Il mondo cattolico ha accolto con grande freddezza le notizie relative all’approvazione del reddito di cittadinanza da parte del Governo Conte. Il giudizio più netto lo ha espresso il presidente della Conferenza Episcopale Italiana, l’arcivescovo di Perugia Gualtiero Bassetti, che ha dichiarato senza mezze misure che “abolire la povertà sarà difficile” contestando le parole del vicepremier Luigi Di Maio. “Quello che si fa per aiutare i poveri sempre ben venga” ha chiarito monsignor Bassetti, precisando che però “ci sono fasce talmente profonde e incancrenite di povertà” a cui sarà impossibile risolvere ogni problema con il reddito di cittadinanza.

Giudizio molto duro, invece, delle Acli, l’associazione dei lavoratori cattolici, per la quale il reddito di cittadinanza è un “passo indietro nella lotta contro la povertà, perché la norma è eccessivamente schiacciata sulla componente lavoristica.

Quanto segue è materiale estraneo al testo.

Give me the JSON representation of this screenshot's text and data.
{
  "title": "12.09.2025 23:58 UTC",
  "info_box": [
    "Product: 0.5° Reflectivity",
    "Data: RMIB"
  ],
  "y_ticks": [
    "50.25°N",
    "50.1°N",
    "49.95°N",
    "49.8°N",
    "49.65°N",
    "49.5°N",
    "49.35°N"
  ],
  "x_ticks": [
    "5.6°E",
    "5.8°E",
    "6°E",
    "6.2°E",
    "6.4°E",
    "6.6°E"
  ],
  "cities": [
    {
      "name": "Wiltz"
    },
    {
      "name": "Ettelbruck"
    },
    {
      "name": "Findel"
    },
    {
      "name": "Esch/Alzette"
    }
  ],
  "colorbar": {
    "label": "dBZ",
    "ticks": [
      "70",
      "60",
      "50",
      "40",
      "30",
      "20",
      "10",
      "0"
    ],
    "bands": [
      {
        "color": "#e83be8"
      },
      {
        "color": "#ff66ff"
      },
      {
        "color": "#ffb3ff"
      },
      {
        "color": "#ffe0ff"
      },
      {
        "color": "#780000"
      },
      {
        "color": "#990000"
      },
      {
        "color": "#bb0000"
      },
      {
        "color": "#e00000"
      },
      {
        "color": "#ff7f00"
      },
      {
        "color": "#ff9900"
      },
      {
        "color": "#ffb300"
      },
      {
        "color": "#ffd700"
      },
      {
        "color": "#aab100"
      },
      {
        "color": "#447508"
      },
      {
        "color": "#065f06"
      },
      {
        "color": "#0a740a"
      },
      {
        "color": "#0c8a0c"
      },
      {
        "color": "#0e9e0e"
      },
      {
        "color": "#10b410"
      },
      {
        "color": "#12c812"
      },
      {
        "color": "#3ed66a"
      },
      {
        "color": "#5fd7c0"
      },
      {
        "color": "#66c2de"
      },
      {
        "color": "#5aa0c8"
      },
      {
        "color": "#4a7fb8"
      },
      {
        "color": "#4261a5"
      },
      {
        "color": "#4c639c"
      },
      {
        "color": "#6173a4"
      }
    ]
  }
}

Questo diversamente dal Rei che, pur essendo una misura imperfetta e senza coperture adeguate, si basa su una visione multidimensionale della povertà alla quale si risponde con interventi e professionalità multidisciplinari”. Il rischio è che “il lavoro sulla povertà, così faticosamente costruito negli ultimi tre anni anche grazie al contributo dell’Alleanza contro la povertà, diventi inutile.”

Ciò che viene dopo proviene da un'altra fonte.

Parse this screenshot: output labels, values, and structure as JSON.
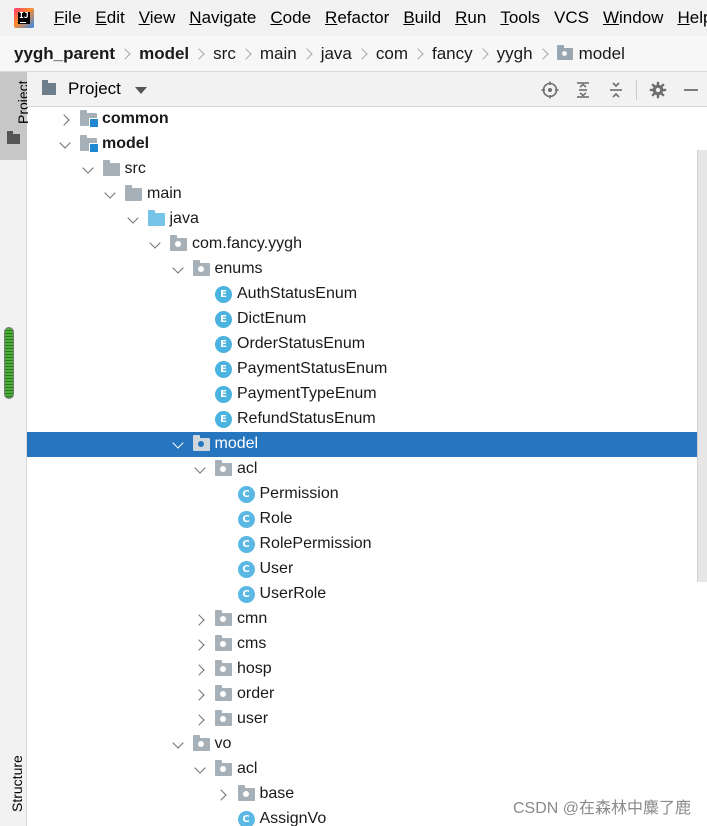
{
  "menubar": {
    "items": [
      {
        "ul": "F",
        "rest": "ile"
      },
      {
        "ul": "E",
        "rest": "dit"
      },
      {
        "ul": "V",
        "rest": "iew"
      },
      {
        "ul": "N",
        "rest": "avigate"
      },
      {
        "ul": "C",
        "rest": "ode"
      },
      {
        "ul": "R",
        "rest": "efactor"
      },
      {
        "ul": "B",
        "rest": "uild"
      },
      {
        "ul": "R",
        "rest": "un"
      },
      {
        "ul": "T",
        "rest": "ools"
      },
      {
        "ul": "",
        "rest": "VCS"
      },
      {
        "ul": "W",
        "rest": "indow"
      },
      {
        "ul": "H",
        "rest": "elp"
      }
    ]
  },
  "breadcrumb": [
    "yygh_parent",
    "model",
    "src",
    "main",
    "java",
    "com",
    "fancy",
    "yygh",
    "model"
  ],
  "toolstrip": {
    "project_label": "Project",
    "structure_label": "Structure"
  },
  "panel": {
    "title": "Project"
  },
  "tree": [
    {
      "label": "common",
      "depth": 0,
      "icon": "module",
      "expanded": false,
      "bold": true
    },
    {
      "label": "model",
      "depth": 0,
      "icon": "module",
      "expanded": true,
      "bold": true
    },
    {
      "label": "src",
      "depth": 1,
      "icon": "folder",
      "expanded": true
    },
    {
      "label": "main",
      "depth": 2,
      "icon": "folder",
      "expanded": true
    },
    {
      "label": "java",
      "depth": 3,
      "icon": "source",
      "expanded": true
    },
    {
      "label": "com.fancy.yygh",
      "depth": 4,
      "icon": "package",
      "expanded": true
    },
    {
      "label": "enums",
      "depth": 5,
      "icon": "package",
      "expanded": true
    },
    {
      "label": "AuthStatusEnum",
      "depth": 6,
      "icon": "enum"
    },
    {
      "label": "DictEnum",
      "depth": 6,
      "icon": "enum"
    },
    {
      "label": "OrderStatusEnum",
      "depth": 6,
      "icon": "enum"
    },
    {
      "label": "PaymentStatusEnum",
      "depth": 6,
      "icon": "enum"
    },
    {
      "label": "PaymentTypeEnum",
      "depth": 6,
      "icon": "enum"
    },
    {
      "label": "RefundStatusEnum",
      "depth": 6,
      "icon": "enum"
    },
    {
      "label": "model",
      "depth": 5,
      "icon": "package",
      "expanded": true,
      "selected": true
    },
    {
      "label": "acl",
      "depth": 6,
      "icon": "package",
      "expanded": true
    },
    {
      "label": "Permission",
      "depth": 7,
      "icon": "class"
    },
    {
      "label": "Role",
      "depth": 7,
      "icon": "class"
    },
    {
      "label": "RolePermission",
      "depth": 7,
      "icon": "class"
    },
    {
      "label": "User",
      "depth": 7,
      "icon": "class"
    },
    {
      "label": "UserRole",
      "depth": 7,
      "icon": "class"
    },
    {
      "label": "cmn",
      "depth": 6,
      "icon": "package",
      "expanded": false
    },
    {
      "label": "cms",
      "depth": 6,
      "icon": "package",
      "expanded": false
    },
    {
      "label": "hosp",
      "depth": 6,
      "icon": "package",
      "expanded": false
    },
    {
      "label": "order",
      "depth": 6,
      "icon": "package",
      "expanded": false
    },
    {
      "label": "user",
      "depth": 6,
      "icon": "package",
      "expanded": false
    },
    {
      "label": "vo",
      "depth": 5,
      "icon": "package",
      "expanded": true
    },
    {
      "label": "acl",
      "depth": 6,
      "icon": "package",
      "expanded": true
    },
    {
      "label": "base",
      "depth": 7,
      "icon": "package",
      "expanded": false
    },
    {
      "label": "AssignVo",
      "depth": 7,
      "icon": "class"
    }
  ],
  "watermark": "CSDN @在森林中麋了鹿",
  "colors": {
    "selection": "#2675bf",
    "folder": "#a5b0b8",
    "source_folder": "#76c3e8",
    "badge": "#5bb8e5"
  }
}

Critico anche il Movimento Cristiano Lavoratori, associazione che, storicamente, ha sempre guardato al centrodestra. Intervistato da Vita, il direttore del caf dell’Mcl, Sergio Silvani ha spiegato che il Governo, pur avendo specificato nel decreto che le domande per il reddito di cittadinanza potranno essere presentate nei centri di assistenza fiscale, non ha mai contattato la consulta dei caf per chiedere una opinione. “Abbiamo anche sollecitato il Governo su alcuni temi ma senza mai ottenere risposte. – ha dichiarato – Neanche con l'Inps, cui dovremo inviare le richieste, abbiamo mai avuto un'interlocuzione.” L’Mcl poi due problemi di non poco conto: il fatto che le risorse attualmente a disposizione dei caf come rimborso per il lavoro svolto al posto dello stato saranno sufficienti a far fronte agli impegni al massimo fino al prossimo giugno; poi, non è da sottovalutare la questione dell’accavallamento del periodo di avvio delle richieste di reddito di cittadinanza con quello di presentazione delle dichiarazione dei redditi, che rischia seriamente di ingolfare i caf".

E’ ormai innegabile che la Chiesa italiana, attraverso i propri vescovi, e la maggior parte delle realtà associative cattoliche, siano critiche, nel complesso, nei confronti dell’operato del Governo giallo-verde. Negli scorsi giorni Azione Cattolica e gli scout dell’Agesci avevano pesantemente attaccato le politiche migratorie dell’esecutivo. Appare evidente che questa opposizione “bianca” ed extraparlamentare sia, giorno dopo giorno, sempre più strutturata.